The Port Theatre Society has cancelled the sold-out March 21, 2026 rental featuring comedian Ben Bankas, saying it came after a “comprehensive review” of contractual and legal obligations and a duty to provide a safe environment for staff, volunteers, patrons, artists, and the community.
This wasn’t a court order. This wasn’t a criminal finding. It was a venue decision—made after public controversy and after City Council urged the theatre to review its booking practices to ensure events align with core values like “accessible, inclusive, and welcoming.”
You can think this performer’s material is crude, insulting, or beneath a civic stage—and still see the danger here.
Because tolerance doesn’t mean “approve.” It means enduring speech you can’t stand without running to the nearest authority to make it disappear. If “tolerance” only covers the views we already agree with, it’s not tolerance. It’s ideology with nicer branding.
And here’s the other point Nanaimo needs to absorb: a sold-out crowd is not proof of a hate movement. The Port Theatre’s main auditorium holds 804 seats. Those 804 ticket holders are not automatically extremists; they’re residents. Some came for the taboo. Some for dark humour. Some out of curiosity. Some because they’re tired of being lectured by the loudest voices in the room. A few may have come for uglier reasons—sure. But smearing the entire audience as moral garbage is how a community becomes brittle and mean.
Now, if the Port Theatre wants to say: “We are not a viewpoint-neutral rental hall; we are a values-curated civic stage,” that is a legitimate choice. But it carries one hard responsibility:
You must publish the standard.
Not a vague statement. Not a moving target. A real, written, consistent set of criteria that can survive the next controversy—no matter which political tribe is shouting.

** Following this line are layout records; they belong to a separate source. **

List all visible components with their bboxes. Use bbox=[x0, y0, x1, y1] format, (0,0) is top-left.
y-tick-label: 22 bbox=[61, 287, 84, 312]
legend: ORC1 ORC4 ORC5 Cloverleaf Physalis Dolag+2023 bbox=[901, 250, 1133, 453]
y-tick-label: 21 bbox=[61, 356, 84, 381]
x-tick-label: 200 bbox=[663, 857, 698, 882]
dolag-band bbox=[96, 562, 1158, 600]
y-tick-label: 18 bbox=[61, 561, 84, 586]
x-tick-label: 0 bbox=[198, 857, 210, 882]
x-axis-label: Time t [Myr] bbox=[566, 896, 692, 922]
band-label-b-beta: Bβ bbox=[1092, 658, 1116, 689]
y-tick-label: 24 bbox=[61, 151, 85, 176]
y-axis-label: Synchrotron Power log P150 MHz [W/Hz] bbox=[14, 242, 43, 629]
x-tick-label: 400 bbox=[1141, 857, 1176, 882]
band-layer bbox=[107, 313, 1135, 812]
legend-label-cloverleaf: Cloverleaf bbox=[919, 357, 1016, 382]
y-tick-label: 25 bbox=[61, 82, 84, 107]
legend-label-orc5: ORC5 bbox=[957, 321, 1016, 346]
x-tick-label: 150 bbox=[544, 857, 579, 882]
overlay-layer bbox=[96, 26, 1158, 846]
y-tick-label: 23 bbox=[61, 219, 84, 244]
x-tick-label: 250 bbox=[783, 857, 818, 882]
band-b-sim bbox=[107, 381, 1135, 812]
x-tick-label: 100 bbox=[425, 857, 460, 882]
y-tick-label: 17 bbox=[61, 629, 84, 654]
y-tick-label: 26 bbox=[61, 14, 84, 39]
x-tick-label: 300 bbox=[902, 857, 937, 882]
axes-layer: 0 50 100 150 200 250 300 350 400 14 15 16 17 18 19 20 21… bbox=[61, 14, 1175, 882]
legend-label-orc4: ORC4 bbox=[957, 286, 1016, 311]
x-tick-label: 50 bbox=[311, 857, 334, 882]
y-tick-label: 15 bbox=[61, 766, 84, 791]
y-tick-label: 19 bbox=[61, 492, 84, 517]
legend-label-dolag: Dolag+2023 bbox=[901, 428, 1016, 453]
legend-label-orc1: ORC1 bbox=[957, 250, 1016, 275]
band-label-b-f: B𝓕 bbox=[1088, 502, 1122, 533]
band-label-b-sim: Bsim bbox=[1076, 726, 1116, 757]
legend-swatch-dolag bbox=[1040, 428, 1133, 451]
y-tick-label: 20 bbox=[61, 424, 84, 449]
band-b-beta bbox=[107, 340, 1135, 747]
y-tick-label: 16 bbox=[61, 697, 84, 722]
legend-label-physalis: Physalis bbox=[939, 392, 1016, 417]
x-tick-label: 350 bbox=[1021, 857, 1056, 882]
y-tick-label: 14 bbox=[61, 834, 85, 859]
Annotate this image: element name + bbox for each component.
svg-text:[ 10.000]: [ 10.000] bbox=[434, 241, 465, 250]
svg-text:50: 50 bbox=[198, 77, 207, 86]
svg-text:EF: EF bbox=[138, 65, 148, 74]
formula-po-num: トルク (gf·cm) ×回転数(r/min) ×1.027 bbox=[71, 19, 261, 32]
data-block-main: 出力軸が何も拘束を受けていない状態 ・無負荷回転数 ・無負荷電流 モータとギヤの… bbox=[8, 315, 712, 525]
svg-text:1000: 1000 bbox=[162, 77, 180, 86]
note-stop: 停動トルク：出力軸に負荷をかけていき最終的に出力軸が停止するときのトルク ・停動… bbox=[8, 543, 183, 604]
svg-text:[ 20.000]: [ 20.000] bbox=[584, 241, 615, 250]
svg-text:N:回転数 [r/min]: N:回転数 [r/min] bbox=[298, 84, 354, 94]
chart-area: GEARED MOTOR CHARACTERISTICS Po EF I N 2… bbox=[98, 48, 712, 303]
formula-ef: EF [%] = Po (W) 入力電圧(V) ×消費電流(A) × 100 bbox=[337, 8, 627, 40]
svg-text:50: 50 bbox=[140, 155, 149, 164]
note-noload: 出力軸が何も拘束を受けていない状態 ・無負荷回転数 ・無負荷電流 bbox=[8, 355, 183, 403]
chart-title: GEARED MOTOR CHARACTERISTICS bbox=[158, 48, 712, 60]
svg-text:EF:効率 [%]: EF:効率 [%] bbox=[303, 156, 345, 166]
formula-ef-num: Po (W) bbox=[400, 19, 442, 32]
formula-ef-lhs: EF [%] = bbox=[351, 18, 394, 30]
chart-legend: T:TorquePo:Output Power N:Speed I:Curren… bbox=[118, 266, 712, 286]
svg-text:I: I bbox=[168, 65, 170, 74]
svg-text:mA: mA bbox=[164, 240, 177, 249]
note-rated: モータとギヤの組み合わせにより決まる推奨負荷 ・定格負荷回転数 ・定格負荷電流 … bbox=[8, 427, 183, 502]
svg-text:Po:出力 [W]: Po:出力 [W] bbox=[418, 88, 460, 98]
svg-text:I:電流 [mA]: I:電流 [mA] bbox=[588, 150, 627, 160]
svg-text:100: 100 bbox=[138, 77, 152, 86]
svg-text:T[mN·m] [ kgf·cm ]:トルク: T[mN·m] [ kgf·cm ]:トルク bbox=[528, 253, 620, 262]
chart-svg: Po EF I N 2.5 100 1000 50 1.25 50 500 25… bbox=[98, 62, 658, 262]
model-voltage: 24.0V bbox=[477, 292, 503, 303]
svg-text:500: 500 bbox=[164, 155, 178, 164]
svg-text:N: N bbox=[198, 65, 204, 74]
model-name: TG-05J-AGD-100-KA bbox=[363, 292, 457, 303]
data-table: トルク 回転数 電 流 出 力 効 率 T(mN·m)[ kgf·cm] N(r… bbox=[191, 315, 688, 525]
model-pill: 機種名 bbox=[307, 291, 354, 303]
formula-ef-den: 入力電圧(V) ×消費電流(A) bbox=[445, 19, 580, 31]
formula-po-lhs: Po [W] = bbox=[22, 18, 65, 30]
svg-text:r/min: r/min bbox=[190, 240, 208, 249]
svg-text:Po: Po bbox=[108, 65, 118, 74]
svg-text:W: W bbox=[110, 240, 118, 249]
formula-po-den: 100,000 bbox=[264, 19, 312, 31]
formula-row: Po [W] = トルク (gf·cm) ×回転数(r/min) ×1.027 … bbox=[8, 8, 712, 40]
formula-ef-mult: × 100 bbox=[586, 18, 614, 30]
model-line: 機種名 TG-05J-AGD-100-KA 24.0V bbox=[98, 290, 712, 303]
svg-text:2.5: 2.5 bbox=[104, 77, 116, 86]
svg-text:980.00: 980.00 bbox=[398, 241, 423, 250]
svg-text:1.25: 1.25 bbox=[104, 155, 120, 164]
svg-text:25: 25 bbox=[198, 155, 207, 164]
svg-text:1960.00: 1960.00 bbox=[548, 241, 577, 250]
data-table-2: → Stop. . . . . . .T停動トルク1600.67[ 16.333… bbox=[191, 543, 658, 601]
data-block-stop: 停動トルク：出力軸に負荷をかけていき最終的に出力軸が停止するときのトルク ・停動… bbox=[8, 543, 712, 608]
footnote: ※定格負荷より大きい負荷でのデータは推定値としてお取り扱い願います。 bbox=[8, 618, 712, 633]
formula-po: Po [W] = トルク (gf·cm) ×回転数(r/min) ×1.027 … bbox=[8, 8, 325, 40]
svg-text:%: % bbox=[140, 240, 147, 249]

Because if the rule is “we cancel shows when enough people complain,” then the message to Nanaimo is simple: speech isn’t managed by principle; it’s managed by pressure. And that’s how you get a city that looks polite on the surface, while resentment and distrust grow underneath.
You don’t build a respectful community by banning every offensive voice. You build it by teaching people how to answer bad speech with better speech—and by running public institutions with transparent, consistent standards instead of panic buttons.
The sharp question to the Port Theatre
Exactly what written, viewpoint-neutral criterion did you apply to cancel a sold-out rental—will you publish that criterion in full, and will you list at least five comparable past or future bookings (across differing viewpoints) showing how the same rule is applied consistently, even when the pressure is loud?